While it may change over time, grief doesn't go away. Even if you go on to have more children, they will never replace your child who died.
No matter how many years have passed, there will always be a piece of my heart, shattered without two of my triplets. But over time, I have learned how to manage the grief, even tuck that pain away, so it's not visible on the surface.
Because that's what society expects us to do.
People don't want to see me cry. Many people don't even want to acknowledge a loss. For decades, pregnancy and child loss has been a taboo topic. It’s something that makes people cringe and uncomfortable. I’ve witnessed it firsthand when I mention my children in Heaven.

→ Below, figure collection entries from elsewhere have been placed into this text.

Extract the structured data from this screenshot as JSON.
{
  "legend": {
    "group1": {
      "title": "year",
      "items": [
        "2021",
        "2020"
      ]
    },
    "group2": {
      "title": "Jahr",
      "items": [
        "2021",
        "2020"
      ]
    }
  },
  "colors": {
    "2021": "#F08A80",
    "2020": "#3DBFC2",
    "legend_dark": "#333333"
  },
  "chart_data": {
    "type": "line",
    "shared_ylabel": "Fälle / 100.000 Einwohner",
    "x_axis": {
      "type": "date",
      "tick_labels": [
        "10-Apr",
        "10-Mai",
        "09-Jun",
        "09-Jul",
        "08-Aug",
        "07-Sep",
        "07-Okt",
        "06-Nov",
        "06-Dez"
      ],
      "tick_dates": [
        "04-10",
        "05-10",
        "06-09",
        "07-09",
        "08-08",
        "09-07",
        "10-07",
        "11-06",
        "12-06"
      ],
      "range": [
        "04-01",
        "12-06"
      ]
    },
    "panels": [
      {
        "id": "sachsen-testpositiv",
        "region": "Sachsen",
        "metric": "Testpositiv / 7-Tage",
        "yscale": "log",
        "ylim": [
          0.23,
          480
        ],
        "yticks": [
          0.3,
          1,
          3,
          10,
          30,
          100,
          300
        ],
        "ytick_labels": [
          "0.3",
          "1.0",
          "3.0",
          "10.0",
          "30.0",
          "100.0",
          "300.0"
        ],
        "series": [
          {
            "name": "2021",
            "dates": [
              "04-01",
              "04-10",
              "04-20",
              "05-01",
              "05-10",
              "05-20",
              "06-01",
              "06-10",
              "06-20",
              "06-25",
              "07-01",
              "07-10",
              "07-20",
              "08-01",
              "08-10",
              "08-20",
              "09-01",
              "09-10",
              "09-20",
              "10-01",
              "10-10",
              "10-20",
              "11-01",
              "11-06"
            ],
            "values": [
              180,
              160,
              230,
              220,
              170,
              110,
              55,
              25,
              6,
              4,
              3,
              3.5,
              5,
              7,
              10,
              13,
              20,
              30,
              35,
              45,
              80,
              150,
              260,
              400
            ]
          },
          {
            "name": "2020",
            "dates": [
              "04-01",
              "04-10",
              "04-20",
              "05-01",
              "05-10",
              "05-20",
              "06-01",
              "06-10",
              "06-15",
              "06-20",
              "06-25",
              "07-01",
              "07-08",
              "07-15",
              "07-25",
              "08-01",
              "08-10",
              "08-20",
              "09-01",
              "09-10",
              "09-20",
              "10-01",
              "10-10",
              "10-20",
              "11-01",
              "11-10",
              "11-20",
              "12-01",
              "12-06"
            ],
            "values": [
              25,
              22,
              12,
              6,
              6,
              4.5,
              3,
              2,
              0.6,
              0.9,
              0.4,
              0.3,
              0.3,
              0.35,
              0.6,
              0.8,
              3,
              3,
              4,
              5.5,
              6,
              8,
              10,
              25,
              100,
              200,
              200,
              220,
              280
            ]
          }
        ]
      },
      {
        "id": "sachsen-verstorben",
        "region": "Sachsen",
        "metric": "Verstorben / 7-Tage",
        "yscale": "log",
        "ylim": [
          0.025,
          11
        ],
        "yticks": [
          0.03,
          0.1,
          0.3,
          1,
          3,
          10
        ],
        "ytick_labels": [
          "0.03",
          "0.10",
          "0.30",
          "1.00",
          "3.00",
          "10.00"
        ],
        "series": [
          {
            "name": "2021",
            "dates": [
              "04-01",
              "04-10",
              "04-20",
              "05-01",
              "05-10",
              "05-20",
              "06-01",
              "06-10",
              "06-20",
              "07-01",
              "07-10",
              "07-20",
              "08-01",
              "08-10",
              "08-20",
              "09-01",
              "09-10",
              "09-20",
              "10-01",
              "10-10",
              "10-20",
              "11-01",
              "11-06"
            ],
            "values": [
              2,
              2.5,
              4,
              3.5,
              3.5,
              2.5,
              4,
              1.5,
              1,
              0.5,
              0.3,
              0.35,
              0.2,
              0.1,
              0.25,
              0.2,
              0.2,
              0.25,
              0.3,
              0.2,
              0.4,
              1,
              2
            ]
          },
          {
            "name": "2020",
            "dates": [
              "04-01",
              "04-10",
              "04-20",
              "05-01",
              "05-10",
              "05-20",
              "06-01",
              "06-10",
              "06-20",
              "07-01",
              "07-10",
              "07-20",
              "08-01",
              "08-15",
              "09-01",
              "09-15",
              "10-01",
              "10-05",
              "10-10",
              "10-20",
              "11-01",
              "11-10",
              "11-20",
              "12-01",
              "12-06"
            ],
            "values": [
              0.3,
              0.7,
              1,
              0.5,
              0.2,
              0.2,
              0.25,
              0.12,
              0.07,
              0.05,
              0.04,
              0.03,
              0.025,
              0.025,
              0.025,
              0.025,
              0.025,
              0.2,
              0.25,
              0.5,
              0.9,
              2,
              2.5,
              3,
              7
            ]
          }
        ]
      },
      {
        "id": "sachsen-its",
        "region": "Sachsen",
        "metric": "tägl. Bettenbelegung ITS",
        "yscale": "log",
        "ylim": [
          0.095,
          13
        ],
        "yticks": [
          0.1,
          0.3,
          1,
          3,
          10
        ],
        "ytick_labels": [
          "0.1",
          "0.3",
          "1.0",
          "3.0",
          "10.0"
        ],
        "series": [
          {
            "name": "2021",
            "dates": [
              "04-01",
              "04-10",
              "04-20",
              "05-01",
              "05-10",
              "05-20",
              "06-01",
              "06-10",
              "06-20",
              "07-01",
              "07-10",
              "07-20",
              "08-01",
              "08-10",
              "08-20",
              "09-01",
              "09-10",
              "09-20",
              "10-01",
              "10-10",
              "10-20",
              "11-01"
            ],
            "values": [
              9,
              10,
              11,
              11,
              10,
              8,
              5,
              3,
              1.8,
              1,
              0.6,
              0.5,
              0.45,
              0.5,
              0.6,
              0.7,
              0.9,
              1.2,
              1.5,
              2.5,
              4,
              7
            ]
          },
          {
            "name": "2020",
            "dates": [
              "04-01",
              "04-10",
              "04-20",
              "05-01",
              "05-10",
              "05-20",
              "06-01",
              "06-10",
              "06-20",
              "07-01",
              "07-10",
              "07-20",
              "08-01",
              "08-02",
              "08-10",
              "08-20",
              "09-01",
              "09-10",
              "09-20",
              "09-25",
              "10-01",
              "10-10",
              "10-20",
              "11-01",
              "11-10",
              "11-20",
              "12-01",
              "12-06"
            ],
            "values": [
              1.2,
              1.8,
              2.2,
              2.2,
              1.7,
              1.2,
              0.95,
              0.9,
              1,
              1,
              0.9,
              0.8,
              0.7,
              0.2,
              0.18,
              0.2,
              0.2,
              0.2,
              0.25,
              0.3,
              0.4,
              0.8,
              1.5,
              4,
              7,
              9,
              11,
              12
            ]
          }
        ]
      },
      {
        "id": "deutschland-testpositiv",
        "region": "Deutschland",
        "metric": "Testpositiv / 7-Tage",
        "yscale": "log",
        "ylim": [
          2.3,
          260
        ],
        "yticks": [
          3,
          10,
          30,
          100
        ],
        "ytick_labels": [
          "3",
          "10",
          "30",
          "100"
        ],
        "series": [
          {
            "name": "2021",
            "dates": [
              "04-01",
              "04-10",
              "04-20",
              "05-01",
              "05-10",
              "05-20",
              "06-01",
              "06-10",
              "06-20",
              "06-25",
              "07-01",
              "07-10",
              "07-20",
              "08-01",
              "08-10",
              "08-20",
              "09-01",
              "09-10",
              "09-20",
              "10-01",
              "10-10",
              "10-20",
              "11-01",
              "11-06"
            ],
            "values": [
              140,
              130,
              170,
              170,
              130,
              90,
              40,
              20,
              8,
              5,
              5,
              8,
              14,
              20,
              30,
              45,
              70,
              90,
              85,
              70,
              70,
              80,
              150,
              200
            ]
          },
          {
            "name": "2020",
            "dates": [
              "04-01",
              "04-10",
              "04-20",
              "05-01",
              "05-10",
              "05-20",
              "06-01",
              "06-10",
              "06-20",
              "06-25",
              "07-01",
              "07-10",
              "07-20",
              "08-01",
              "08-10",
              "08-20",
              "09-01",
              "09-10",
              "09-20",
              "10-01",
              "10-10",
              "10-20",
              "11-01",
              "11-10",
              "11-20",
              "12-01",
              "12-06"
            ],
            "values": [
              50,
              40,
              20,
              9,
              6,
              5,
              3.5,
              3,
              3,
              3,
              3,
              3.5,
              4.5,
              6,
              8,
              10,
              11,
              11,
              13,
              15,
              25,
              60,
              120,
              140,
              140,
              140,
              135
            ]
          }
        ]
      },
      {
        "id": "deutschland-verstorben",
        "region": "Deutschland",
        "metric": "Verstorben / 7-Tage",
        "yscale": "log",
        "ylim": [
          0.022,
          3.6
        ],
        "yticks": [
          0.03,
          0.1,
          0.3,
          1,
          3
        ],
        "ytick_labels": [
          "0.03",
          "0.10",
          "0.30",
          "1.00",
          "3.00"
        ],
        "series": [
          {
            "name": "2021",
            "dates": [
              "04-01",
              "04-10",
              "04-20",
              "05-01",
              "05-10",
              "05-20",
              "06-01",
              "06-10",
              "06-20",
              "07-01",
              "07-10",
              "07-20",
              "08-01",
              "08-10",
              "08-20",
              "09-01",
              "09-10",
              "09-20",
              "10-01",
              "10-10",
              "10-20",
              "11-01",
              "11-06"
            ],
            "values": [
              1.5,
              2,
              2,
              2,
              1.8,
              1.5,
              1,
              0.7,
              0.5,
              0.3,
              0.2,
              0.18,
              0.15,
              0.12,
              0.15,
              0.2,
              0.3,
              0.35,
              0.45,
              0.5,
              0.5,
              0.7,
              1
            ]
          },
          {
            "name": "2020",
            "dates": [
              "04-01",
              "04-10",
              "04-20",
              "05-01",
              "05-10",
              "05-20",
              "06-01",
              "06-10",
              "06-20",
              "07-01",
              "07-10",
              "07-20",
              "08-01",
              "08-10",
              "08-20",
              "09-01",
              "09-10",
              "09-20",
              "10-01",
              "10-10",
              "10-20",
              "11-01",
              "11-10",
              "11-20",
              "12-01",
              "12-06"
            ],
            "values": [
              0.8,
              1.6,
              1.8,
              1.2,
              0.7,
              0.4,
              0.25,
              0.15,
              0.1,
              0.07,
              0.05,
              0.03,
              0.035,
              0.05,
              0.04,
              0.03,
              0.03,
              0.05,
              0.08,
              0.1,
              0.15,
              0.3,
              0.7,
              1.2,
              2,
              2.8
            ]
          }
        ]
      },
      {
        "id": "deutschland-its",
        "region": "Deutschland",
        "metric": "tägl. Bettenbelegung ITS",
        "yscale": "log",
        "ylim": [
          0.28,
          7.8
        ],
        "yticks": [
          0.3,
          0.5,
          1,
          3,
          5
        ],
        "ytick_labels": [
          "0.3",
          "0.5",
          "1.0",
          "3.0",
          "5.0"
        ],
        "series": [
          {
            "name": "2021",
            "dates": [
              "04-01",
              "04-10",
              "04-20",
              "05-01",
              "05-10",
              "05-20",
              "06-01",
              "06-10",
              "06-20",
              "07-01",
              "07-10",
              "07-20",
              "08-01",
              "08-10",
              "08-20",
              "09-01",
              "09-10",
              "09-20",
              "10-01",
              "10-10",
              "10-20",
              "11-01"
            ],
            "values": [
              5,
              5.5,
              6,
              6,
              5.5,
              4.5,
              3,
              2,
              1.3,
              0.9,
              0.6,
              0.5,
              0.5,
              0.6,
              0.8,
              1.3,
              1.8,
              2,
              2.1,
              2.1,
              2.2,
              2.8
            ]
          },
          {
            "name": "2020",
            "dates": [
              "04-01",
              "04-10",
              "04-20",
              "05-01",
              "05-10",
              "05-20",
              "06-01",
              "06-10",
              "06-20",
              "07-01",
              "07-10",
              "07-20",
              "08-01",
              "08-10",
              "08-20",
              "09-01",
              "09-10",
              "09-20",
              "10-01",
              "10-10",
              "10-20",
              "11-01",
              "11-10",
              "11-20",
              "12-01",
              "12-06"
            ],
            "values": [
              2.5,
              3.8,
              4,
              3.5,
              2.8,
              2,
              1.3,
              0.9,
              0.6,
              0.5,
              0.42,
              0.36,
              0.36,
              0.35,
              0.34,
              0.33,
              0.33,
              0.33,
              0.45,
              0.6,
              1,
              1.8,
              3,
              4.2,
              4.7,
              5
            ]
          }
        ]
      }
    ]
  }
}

But, here's the thing — chances are someone you know has experienced a loss. Maybe it's a friend or neighbor. Maybe it's your child's soccer coach. Maybe it's the woman you watch on the news.
One in four women experiences a loss — whether it be through miscarriage, stillbirth or infant loss.
As you look at this picture, you see a loving moment between a mother and daughter. You see a beautiful baby, just hours old; the final piece of the puzzle in this family’s long, tangled journey.
And while you see a proud big sister, what you don't see is the special bond that child shares with her siblings in Heaven. She may not get to play with them at the park, or walk side-by-side with them at school, but she knows all about her brother and sister. Abby and Parker. Their names are often spoken in our home. They will always be part of our lives.
You may only see two girls in this photograph, but I am the mother of four beautiful children.
I am one in four. And I am not alone.